Then there was the day-to-day operation of the council, seeing that officials did their job, meeting people, seeing to their needs. I think I made quite a lot of difference in those fields.

We had a very good town clerk in my time, a very wise man who thought the two most important people on his staff were the telephonist and the doorkeeper, because they were the first contact that people had with the council.

Q) At the Town Hall at that time?

A) Yes - I had a lot to do with setting up the new headquarters and having civic offices instead of the town hall. That was probably a mistake. I wasn't around when they built the civic offices, the decision had been made and tenders had gone out but if I had been the leader of the council at that particular time I very much doubt that building would have gone ahead. It would have been in the same place, but in a different building.
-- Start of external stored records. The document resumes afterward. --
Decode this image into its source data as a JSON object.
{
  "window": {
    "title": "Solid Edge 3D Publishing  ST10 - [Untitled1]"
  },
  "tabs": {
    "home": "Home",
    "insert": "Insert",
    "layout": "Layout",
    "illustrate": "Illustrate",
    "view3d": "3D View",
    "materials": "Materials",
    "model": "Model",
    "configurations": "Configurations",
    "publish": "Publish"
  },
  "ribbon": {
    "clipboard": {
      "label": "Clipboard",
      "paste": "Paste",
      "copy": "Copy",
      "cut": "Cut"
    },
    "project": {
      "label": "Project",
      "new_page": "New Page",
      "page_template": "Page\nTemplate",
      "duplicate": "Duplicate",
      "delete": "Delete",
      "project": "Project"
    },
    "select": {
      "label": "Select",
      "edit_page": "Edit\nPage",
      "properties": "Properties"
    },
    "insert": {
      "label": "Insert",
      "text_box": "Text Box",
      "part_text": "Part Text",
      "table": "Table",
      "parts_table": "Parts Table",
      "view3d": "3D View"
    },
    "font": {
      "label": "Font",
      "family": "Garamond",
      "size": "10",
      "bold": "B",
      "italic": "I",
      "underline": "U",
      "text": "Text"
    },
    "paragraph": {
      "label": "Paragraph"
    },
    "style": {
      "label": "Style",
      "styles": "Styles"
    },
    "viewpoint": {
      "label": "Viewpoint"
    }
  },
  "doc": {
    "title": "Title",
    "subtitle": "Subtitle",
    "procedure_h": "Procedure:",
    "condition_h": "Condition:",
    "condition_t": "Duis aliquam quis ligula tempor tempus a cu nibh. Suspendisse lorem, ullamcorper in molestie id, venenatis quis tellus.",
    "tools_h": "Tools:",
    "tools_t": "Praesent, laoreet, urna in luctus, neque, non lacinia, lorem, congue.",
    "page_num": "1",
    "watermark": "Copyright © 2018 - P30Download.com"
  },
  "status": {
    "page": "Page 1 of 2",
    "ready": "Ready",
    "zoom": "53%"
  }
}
It wouldn't have been the open-plan system, which I think is disastrous for working people. It's always a bear garden, it doesn't matter what people say. It would have been built of traditional materials with a good working environment for the people.
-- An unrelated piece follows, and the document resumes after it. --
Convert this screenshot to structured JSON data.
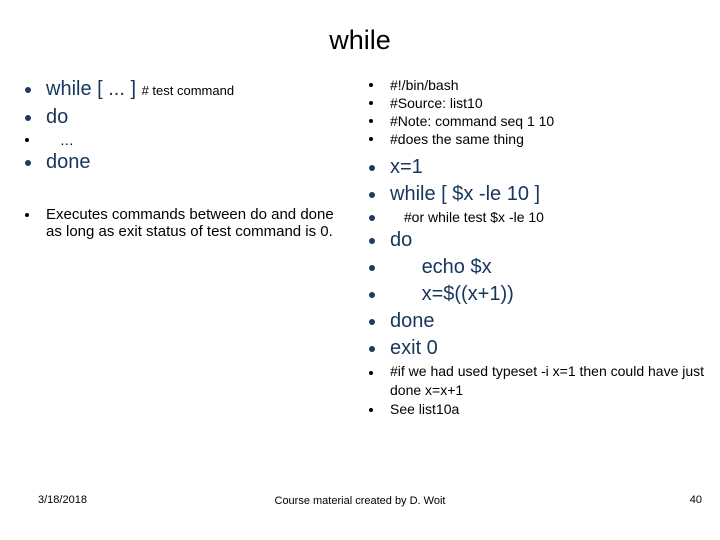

I always wanted to ensure that people could afford their rates. I was always at loggerheads with the borough director, he always wanted to increase the rates much more, but since I was a humble servant of the CEGB, not very well paid, I knew how difficult it was.

I enjoyed my work in Reading, but it was tough. There were no allowances and my employers, the Central Electricity Generating Board (CEGB) - I worked at the power station at Earley - every time I left my office they deducted my pay. And at that time for loss of earnings you could claim £5 for the day and £3.50 for a half day so we actually lost money.
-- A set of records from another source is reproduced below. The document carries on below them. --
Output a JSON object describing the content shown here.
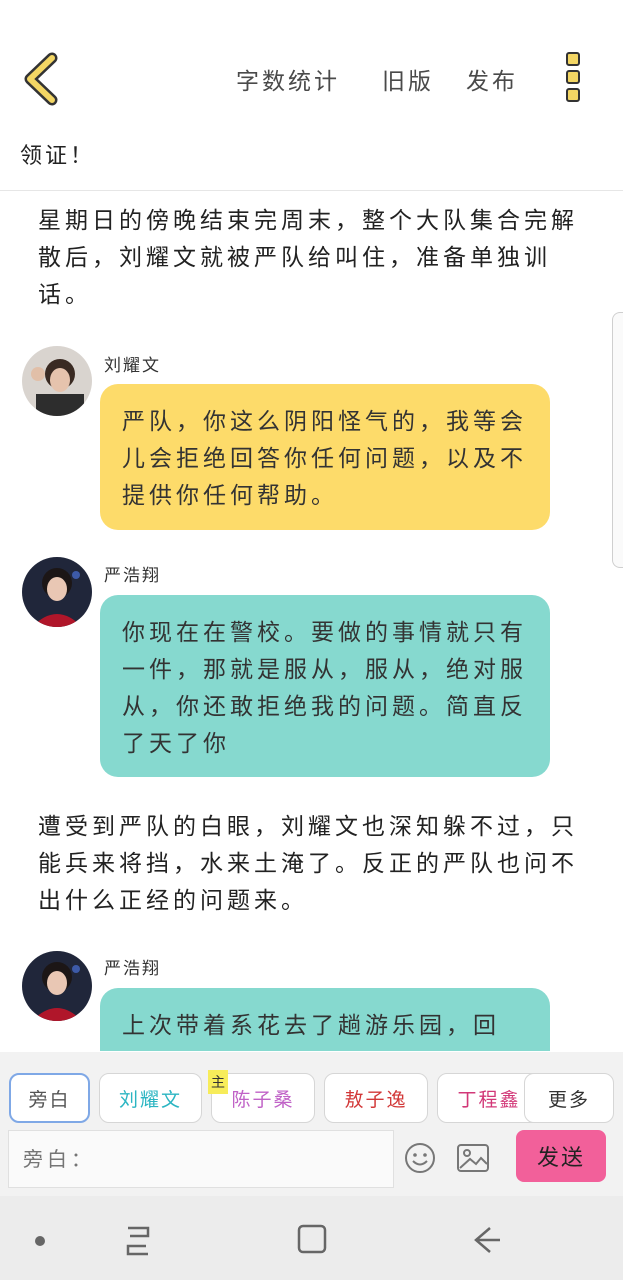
{
  "topbar": {
    "word_count": "字数统计",
    "old_version": "旧版",
    "publish": "发布"
  },
  "chapter_title": "领证！",
  "messages": [
    {
      "kind": "narration",
      "text": "星期日的傍晚结束完周末，整个大队集合完解散后，刘耀文就被严队给叫住，准备单独训话。"
    },
    {
      "kind": "dialog",
      "speaker": "刘耀文",
      "text": "严队，你这么阴阳怪气的，我等会儿会拒绝回答你任何问题，以及不提供你任何帮助。",
      "color": "#fddb6a"
    },
    {
      "kind": "dialog",
      "speaker": "严浩翔",
      "text": "你现在在警校。要做的事情就只有一件，那就是服从，服从，绝对服从，你还敢拒绝我的问题。简直反了天了你",
      "color": "#86d9cf"
    },
    {
      "kind": "narration",
      "text": "遭受到严队的白眼，刘耀文也深知躲不过，只能兵来将挡，水来土淹了。反正的严队也问不出什么正经的问题来。"
    },
    {
      "kind": "dialog",
      "speaker": "严浩翔",
      "text": "上次带着系花去了趟游乐园，回",
      "color": "#86d9cf"
    }
  ],
  "roles": [
    {
      "label": "旁白",
      "color": "#555555",
      "selected": true
    },
    {
      "label": "刘耀文",
      "color": "#2bb5c2",
      "selected": false
    },
    {
      "label": "陈子桑",
      "color": "#c062c7",
      "selected": false,
      "badge": "主"
    },
    {
      "label": "敖子逸",
      "color": "#d23838",
      "selected": false
    },
    {
      "label": "丁程鑫",
      "color": "#d23878",
      "selected": false
    }
  ],
  "more_label": "更多",
  "input": {
    "placeholder": "旁白："
  },
  "send_label": "发送"
}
There were no facilities at all; in fact one of the biggest fights I had was to get headed paper for people to write letters on.

The Reading that I represented and to some degree governed was a very powerful local authority with all the powers of a county council, a district council, a parish council the whole lot. It required a lot of time and I reckon I spent, when I was the leader anyway, more than a week in every four on council business.

Q) Did control of the council swung back and forth more in that period?

A) Yes, you had three or four years on and three or four years off. And that was democratic, because you were always looking over your shoulder to the next triennial, so to speak.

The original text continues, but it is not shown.